Studies comparing outcomes after physiologic and anatomic repairs are limited by their small size. However, the following 2 important studies have addressed this issue:

  • The first is a metaanalysis of 11 studies involving 124 patients.[50] In this study, only the immediate outcome (ie, in-hospital mortality) was compared between 2 types of anatomic repair (ie, atrial switch plus Rastelli and atrial switch plus arterial switch) and physiologic repair. The study suggests that a Rastelli anatomic repair has the lowest in-hospital mortality, the lowest incidence of postoperative heart block, and a lower incidence of postoperative AV valve regurgitation compared with physiologic repair. In another study, anatomic repair for congenitally corrected transposition of great arteries associated with left ventricular outflow tract obstruction and a VSD were excellent and an overall survival rate of 70% was reported at 20 years in 21 consecutive patients.[51, 52]

  • The other large study (189 patients) found no statistical differences between long-term survival rates (follow up over 30 y for some patients) of patients who underwent conventional surgical repair versus those of patients who underwent anatomic surgical repair.[9] The study reported that results of conventional repair were satisfactory, except in patients with significant tricuspid regurgitation. The recommendation was that anatomic repair should be the procedure of choice for those patients.

Future and Controversies

Although the surgical management of this condition is still evolving, a shift towards anatomic repair is clearly noted. In his review of the surgical literature for this condition, Bove combined reports from 4 studies and obtained an operative mortality rate of 8% (4 deaths in 50 operations) for patients undergoing either combined Senning or Mustard with arterial switch or Rastelli.[6] He noted that associated heart block, ventricular dysfunction, and tricuspid valve regurgitation are all reduced when compared with traditional techniques.
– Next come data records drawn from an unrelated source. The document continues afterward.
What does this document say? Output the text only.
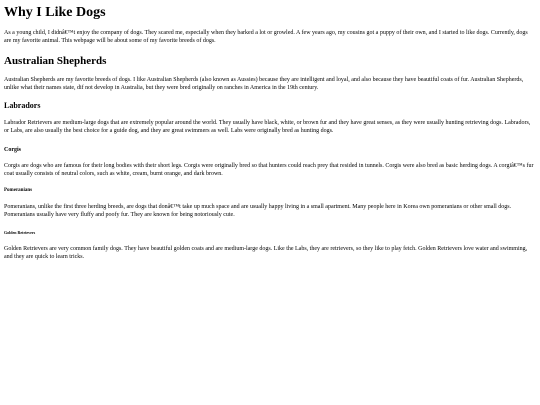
Why I Like Dogs

As a young child, I didnâ€™t enjoy the company of dogs. They scared me, especially when they barked a lot or growled. A few years ago, my cousins got a puppy of their own, and I started to like dogs. Currently, dogs are my favorite animal. This webpage will be about some of my favorite breeds of dogs.

Australian Shepherds

Australian Shepherds are my favorite breeds of dogs. I like Australian Shepherds (also known as Aussies) because they are intelligent and loyal, and also because they have beautiful coats of fur. Australian Shepherds, unlike what their names state, dif not develop in Australia, but they were bred originally on ranches in America in the 19th century.

Labradors

Labrador Retrievers are medium-large dogs that are extremely popular around the world. They usually have black, white, or brown fur and they have great senses, as they were usually hunting retrieving dogs. Labradors, or Labs, are also usually the best choice for a guide dog, and they are great swimmers as well. Labs were originally bred as hunting dogs.

Corgis

Corgis are dogs who are famous for their long bodies with their short legs. Corgis were originally bred so that hunters could reach prey that resided in tunnels. Corgis were also bred as basic herding dogs. A corgiâ€™s fur coat usually consists of neutral colors, such as white, cream, burnt orange, and dark brown.

Pomeranians

Pomeranians, unlike the first three herding breeds, are dogs that donâ€™t take up much space and are usually happy living in a small apartment. Many people here in Korea own pomeranians or other small dogs. Pomeranians usually have very fluffy and poofy fur. They are known for being notoriously cute.

Golden Retrievers

Golden Retrievers are very common family dogs. They have beautiful golden coats and are medium-large dogs. Like the Labs, they are retrievers, so they like to play fetch. Golden Retrievers love water and swimming, and they are quick to learn tricks.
Several centers have demonstrated excellent hospital and midterm survival after double-switch procedures.[32, 53, 54, 55]  Langley et al have noted new left ventricular dysfunction and new aortic regurgitation in a few patients late after the double-switch procedure.[54] Continued surveillance of these abnormalities is required.

Whether or not atrial arrhythmias are commonly encountered after the atrial switch operations remains to be determined. The long-term mortality rate after the double-switch operations is still unknown because these have only been proposed in approximately the last decade.[38]